Undergrad Comparing Vacuum Solutions to Topologies of Einstein Space

[TGlad]

Hi,

Wikipedia lists about 10 vacuum solutions of the Einstein Field Equations.
However, if I look for topologies of Einstein space, there are many different families, which include Calabi-Yau manifolds, of which abelian, Enriques, Hyperelliptic and K3 surfaces are subsets. Within K3 surfaces alone there are computed lists of 15,000 families (https://projecteuclid.org/euclid.em/1175789798).

So I am wondering how there can be so many known topologies which allow Ricci-flat metrics, but so few known Ricci-flat metrics (vacuum solutions).

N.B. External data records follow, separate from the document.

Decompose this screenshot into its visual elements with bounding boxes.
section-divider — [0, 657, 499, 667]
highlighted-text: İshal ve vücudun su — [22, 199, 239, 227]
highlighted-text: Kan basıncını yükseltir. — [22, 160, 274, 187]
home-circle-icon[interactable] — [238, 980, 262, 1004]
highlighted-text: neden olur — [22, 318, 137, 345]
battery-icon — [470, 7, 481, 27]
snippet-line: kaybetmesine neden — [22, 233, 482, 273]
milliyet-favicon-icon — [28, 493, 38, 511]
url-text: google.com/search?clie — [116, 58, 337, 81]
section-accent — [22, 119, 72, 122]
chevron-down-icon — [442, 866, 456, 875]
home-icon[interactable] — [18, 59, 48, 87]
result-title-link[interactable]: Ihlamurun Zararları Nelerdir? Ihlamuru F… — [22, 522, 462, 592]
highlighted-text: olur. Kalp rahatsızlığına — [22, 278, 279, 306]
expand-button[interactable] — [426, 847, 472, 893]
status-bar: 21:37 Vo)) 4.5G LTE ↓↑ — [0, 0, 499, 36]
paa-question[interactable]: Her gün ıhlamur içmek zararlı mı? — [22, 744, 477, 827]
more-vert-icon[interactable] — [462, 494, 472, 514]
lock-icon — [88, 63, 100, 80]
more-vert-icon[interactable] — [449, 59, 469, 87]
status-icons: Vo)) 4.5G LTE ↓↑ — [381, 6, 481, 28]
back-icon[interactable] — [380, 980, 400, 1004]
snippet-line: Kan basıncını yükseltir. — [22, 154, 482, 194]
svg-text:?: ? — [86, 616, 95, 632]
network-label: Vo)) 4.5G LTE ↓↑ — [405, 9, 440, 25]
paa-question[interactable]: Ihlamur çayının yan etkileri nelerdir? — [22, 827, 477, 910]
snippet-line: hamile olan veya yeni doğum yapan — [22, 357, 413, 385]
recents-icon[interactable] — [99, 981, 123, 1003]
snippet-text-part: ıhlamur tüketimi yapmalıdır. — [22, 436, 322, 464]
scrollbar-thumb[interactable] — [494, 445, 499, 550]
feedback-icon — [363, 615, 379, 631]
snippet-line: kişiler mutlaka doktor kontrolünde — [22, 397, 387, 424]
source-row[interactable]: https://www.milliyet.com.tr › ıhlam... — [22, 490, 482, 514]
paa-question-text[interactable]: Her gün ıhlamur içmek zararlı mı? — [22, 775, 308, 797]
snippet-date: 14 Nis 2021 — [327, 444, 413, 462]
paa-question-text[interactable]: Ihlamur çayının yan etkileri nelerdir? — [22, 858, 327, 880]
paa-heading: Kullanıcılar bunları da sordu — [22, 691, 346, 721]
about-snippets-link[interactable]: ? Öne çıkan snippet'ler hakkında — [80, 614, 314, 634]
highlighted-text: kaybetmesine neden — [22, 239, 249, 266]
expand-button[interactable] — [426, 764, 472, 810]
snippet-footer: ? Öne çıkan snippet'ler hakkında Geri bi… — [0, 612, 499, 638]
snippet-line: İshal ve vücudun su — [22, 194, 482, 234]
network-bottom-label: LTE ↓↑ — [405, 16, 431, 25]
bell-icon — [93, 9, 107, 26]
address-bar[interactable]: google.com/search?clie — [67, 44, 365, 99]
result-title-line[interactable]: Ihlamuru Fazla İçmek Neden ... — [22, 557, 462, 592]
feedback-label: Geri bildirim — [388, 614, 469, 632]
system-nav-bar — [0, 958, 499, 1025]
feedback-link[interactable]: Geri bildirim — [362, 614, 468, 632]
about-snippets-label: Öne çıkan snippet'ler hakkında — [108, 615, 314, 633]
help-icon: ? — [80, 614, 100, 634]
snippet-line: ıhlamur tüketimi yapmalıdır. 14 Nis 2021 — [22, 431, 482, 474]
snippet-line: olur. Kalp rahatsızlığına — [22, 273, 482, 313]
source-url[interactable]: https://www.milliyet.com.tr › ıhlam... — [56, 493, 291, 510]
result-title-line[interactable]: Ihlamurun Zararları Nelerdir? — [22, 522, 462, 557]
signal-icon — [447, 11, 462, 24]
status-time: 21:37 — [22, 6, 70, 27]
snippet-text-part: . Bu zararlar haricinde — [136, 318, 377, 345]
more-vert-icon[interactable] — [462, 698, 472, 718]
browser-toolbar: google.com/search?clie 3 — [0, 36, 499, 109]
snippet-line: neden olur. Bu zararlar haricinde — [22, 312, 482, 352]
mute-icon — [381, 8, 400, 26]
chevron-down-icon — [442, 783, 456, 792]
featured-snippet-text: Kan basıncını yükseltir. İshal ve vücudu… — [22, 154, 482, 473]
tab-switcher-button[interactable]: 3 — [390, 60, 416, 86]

I imagine that many topologies don't have analytic "exact" metric formulae, but then I wonder how they can know a topology can admit a Ricci-flat metric if they have no examples of such metrics.

 

[PAllen]

Calubi Yau manifolds may be considered as even dimensional Riemannian manifolds, typically 6. This has little to do with Ricci flat pseudoriemannian manifolds of 4 dimensions. It seems you are comparing totally unlike objects.

 

[TGlad]

Calubi Yau manifolds may be considered as even dimensional Riemannian manifolds, typically 6. This has little to do with Ricci flat pseudoriemannian manifolds of 4 dimensions. It seems you are comparing totally unlike objects.

The wikipedia page says:
"Simple examples of Einstein manifolds include:
Calabi–Yau manifolds admit an Einstein metric that is also Kähler, with Einstein constant {k=0}."

I understand your comment that Calabi-Yau manifolds seem to always be described as Riemannian (rather than pseudo-Riemannian) manifolds.

Aha, maybe this is the source of my confusion. Under the definition of Einstein manifold it says:

"both the dimension and the signature of the metric can be arbitrary, thus not being restricted to the four-dimensional Lorentzian manifolds usually studied in general relativity"
I didn't fully appreciate this. Therefore the statement above that "Calabi–Yau manifolds admit an Einstein metric" does not mean that Calabi-Yau manifolds admit a Lorentzian Ricci-flat metric. And the statement in the Calabi–Yau manifolds page that it "is a particular type of manifold which has properties, such as Ricci flatness" again doesn't mean that it is Lorentzian and Ricci flat.

Does this sound correct?

 

[martinbn]

You also need to keep in mind that some of the existence proofs are not constructive, so you can know that there are many but have less examples. Also I think when people say Einstein metric it is not necessarily related to GR, the definitions is that the Ricci tensor is proportional to the metric tensor, as special case Ricci flat, and no restriction on the dimension nor the signature.